Recently it came to light that when Comcast customers are able to stream Comcast Xfinity video to their Xbox360s, it will not count against their data cap. This decision is a perfect example of the behavior that net neutrality rules were designed to prevent AND raised additional questions about the true motivation behind data caps.
If you have an Xbox360, there are a lot of ways you can watch Internet video right on your TV. You can watch your favorite game on ESPN, catch up on TV shows with HuluPlus, or choose from Crackle, EPIX, Netflix, TMZ, or Zune Video.
If you’re a Comcast customer, of course, you have to watch what you watch. Comcast’s broadband comes with some fine print: data caps. With data caps, you might find your internet cut off if you use too much of the service you thought you paid for (do it twice and you will be cut off for a year).
Of course, in addition to selling access to the internet, Comcast also sells pay TV subscriptions. These pay TV subscriptions are finding new competition from internet-based “over the top” video services like Netflix. Since data caps seem tailor-made to keep people away from Comcast’s video competition, they’ve always seemed a little bit suspect. This new announcement helps to highlight why.
Let us start with the net neutrality (or, in FCC speak, Open Internet) concerns. Net neutrality is designed to prevent internet service providers (ISPs) from leveraging the fact that they control the pipe to your house for anticompetitive ends. As the FCC has explained, “broadband providers have incentives and the ability to discriminate in their handling of network traffic in ways that can harm innovation, investment, competition, end users, and free expression.”
The concern is essentially this: since many ISPs are in businesses besides internet access (for example, paid video services), they may try and use their control of internet access to protect their other businesses.
Today’s announcement turns these concerns from theoretical to concrete. Comcast has transformed the competitive online video marketplace into a two-tiered world, where its own online video doesn’t have to play by the same rules as everyone else’s. This is pretty bad–the internet should reward the best services, not the ones with the right corporate owners.
Fortunately, there’s a lot that can be done about this.

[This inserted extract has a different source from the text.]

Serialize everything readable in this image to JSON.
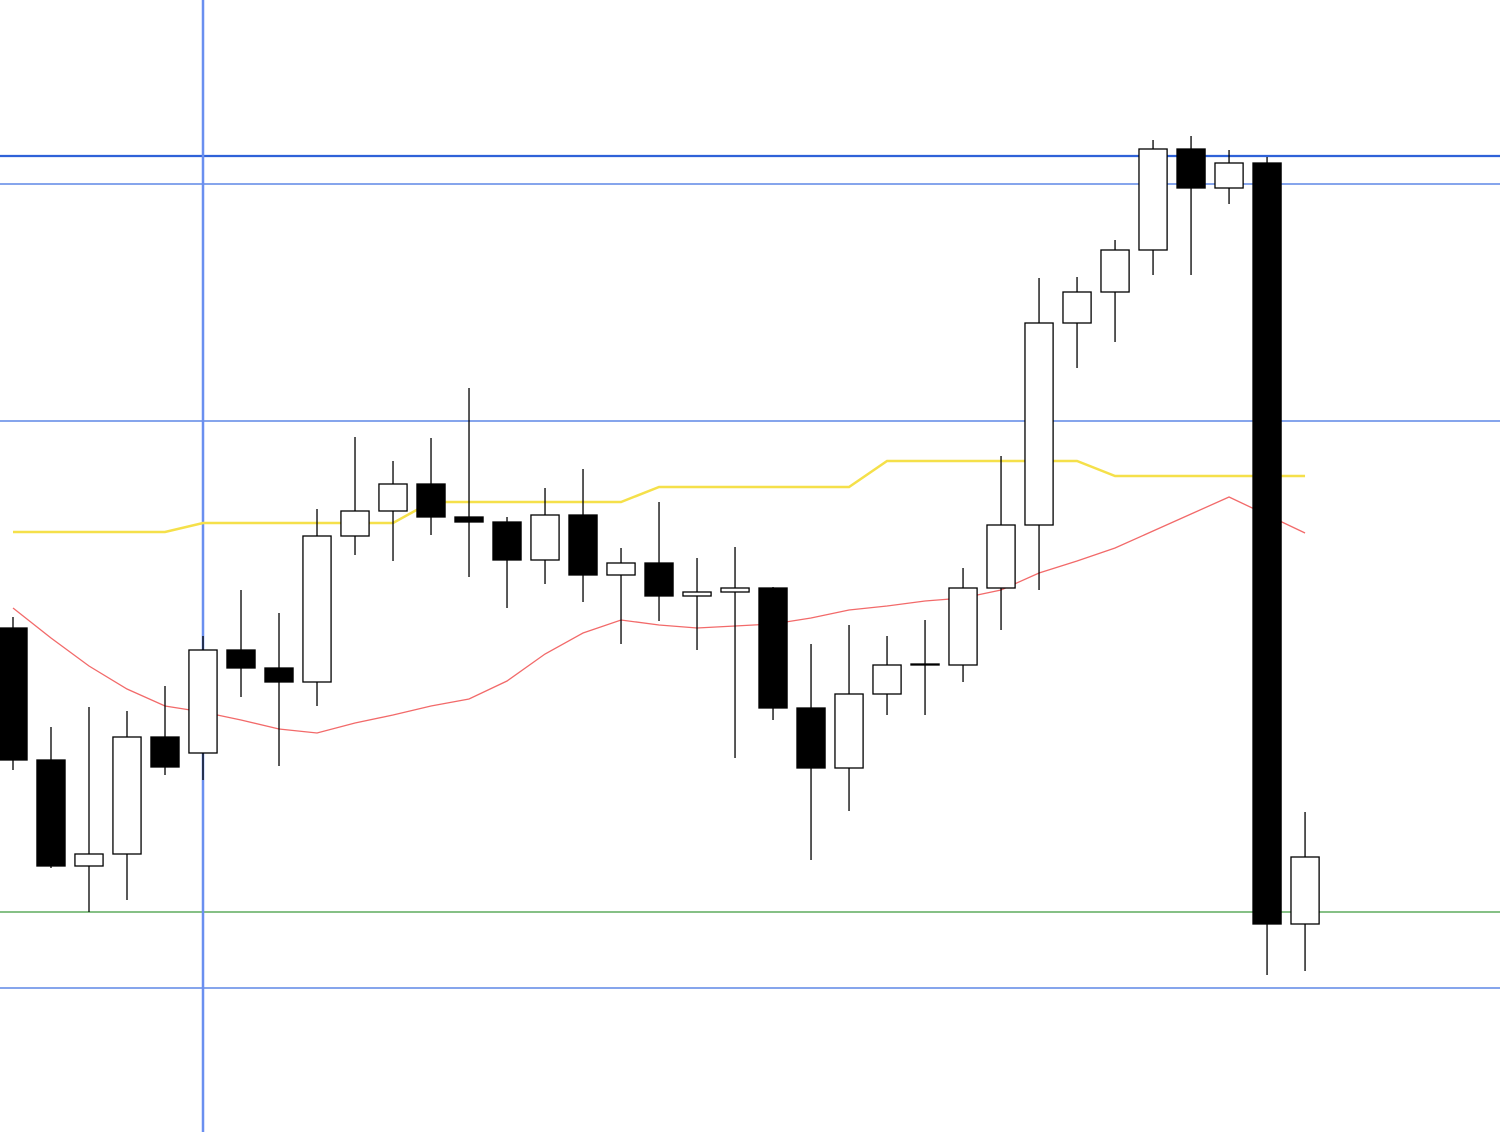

First, the FCC should determine whether this discriminatory behavior violates its already-existing net neutrality rules. There’s no use having rules if you won’t enforce them.
Second, the FCC should finally act on our multiple requests to ask some simple questions about data caps. How are the caps set? Once they are set, how are they evaluated? Going forward, what would cause them to change? If you think these sound like reasonable questions, click here and tell the FCC to ask them.
Finally, if you’re a Comcast customer, you should complain. Comcast is doing you no favors by giving its proprietary video service special treatment.
Make no mistake, it’s good that Comcast has finally realized that online video is an important market that it should participate in. But it would be better if it had confidence that its services could succeed without cheating.